Dans les villages frontaliers aussi, la police est de plus en plus présente et les migrants de plus en plus discrets. Il n’y a qu’à Gotlob, à deux pas de la frontière que des habitants ont vu quelques jours plus tôt quelques "jeunes étrangers" sur le terrain de football. "Ce n’est pas moi qui vais appeler la police pour les dénoncer, assure en souriant un homme rencontré devant le club sportif. J’ai moi-même fui la Roumanie pour aller me réfugier en Serbie [sous la dictature de Nicolae Ceaucescu (de 1974 à 1989), des milliers de Roumains ont fui le pays ndlr]."

Sur la frontière elle-même, nombre de migrants affirment avoir subi des refoulements, parfois violents. Sur la pelouse près du Auchan, Mustapha, le jeune Afghan en tenue traditionnelle, raconte qu’il a tenté de passer la frontière serbo-roumaine sept fois avant de parvenir à entrer dans le pays. Il assure qu’on lui a pris à chaque fois son téléphone.

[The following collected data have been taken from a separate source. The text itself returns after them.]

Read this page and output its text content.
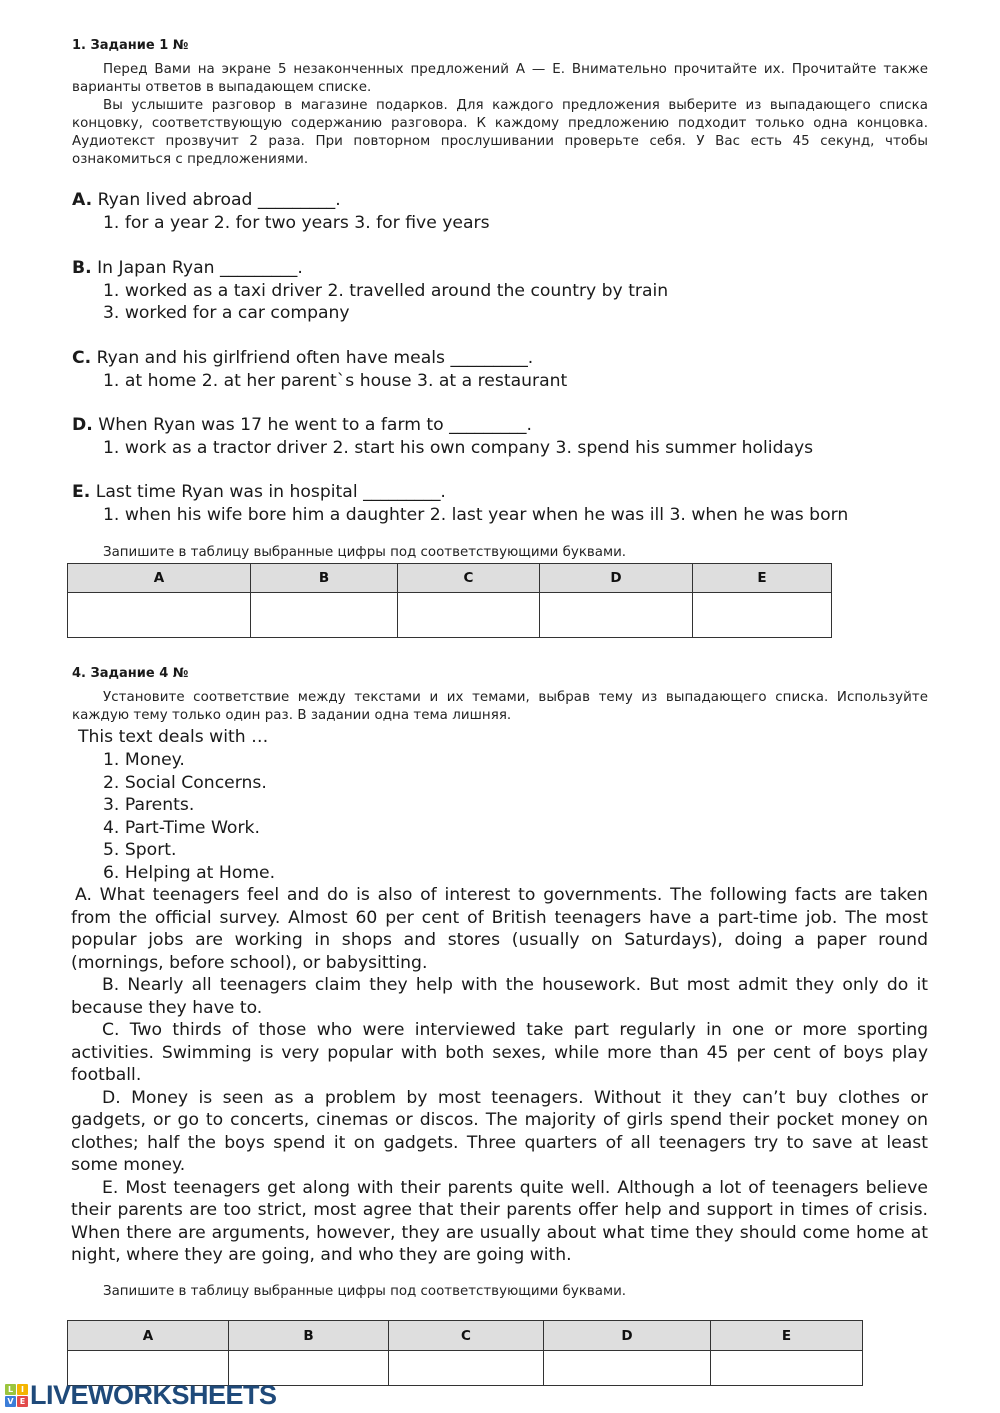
1. Задание 1 №

Перед Вами на экране 5 незаконченных предложений А — Е. Внимательно прочитайте их. Прочитайте также варианты ответов в выпадающем списке.

Вы услышите разговор в магазине подарков. Для каждого предложения выберите из выпадающего списка концовку, соответствующую содержанию разговора. К каждому предложению подходит только одна концовка. Аудиотекст прозвучит 2 раза. При повторном прослушивании проверьте себя. У Вас есть 45 секунд, чтобы ознакомиться с предложениями.

A. Ryan lived abroad _________.
1. for a year 2. for two years 3. for five years
B. In Japan Ryan _________.
1. worked as a taxi driver 2. travelled around the country by train
3. worked for a car company
C. Ryan and his girlfriend often have meals _________.
1. at home 2. at her parent`s house 3. at a restaurant
D. When Ryan was 17 he went to a farm to _________.
1. work as a tractor driver 2. start his own company 3. spend his summer holidays
E. Last time Ryan was in hospital _________.
1. when his wife bore him a daughter 2. last year when he was ill 3. when he was born
Запишите в таблицу выбранные цифры под соответствующими буквами.
A	B	C	D	E

4. Задание 4 №

Установите соответствие между текстами и их темами, выбрав тему из выпадающего списка. Используйте каждую тему только один раз. В задании одна тема лишняя.

This text deals with …
1. Money.
2. Social Concerns.
3. Parents.
4. Part-Time Work.
5. Sport.
6. Helping at Home.

A. What teenagers feel and do is also of interest to governments. The following facts are taken from the official survey. Almost 60 per cent of British teenagers have a part-time job. The most popular jobs are working in shops and stores (usually on Saturdays), doing a paper round (mornings, before school), or babysitting.

B. Nearly all teenagers claim they help with the housework. But most admit they only do it because they have to.

C. Two thirds of those who were interviewed take part regularly in one or more sporting activities. Swimming is very popular with both sexes, while more than 45 per cent of boys play football.

D. Money is seen as a problem by most teenagers. Without it they can’t buy clothes or gadgets, or go to concerts, cinemas or discos. The majority of girls spend their pocket money on clothes; half the boys spend it on gadgets. Three quarters of all teenagers try to save at least some money.

E. Most teenagers get along with their parents quite well. Although a lot of teenagers believe their parents are too strict, most agree that their parents offer help and support in times of crisis. When there are arguments, however, they are usually about what time they should come home at night, where they are going, and who they are going with.

Запишите в таблицу выбранные цифры под соответствующими буквами.
A	B	C	D	E

L I
V E LIVEWORKSHEETS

En janvier dernier, InfoMigrants avait recueilli le témoignage d’un Malien qui affirmait avoir été violemment refoulé par des policiers roumains. En mai, un rapport réalisé par le Danish refugee council et dix autres organisations avait totalisé au moins 331 cas de refoulements effectués entre la Roumanie et la Serbie.

Les informations sur la frontière hongroise sont plus difficiles à obtenir. À Timisoara, les demandeurs d’asile ne souhaitent pas s’étendre sur le sujet. À peine disent-ils que la traversée se fait en camion, depuis des parkings proches de la frontière. Le passage est-il facile ? Les refoulements sont-ils fréquents ? Personne n’est revenu à Timisoara après une tentative manquée pour le raconter.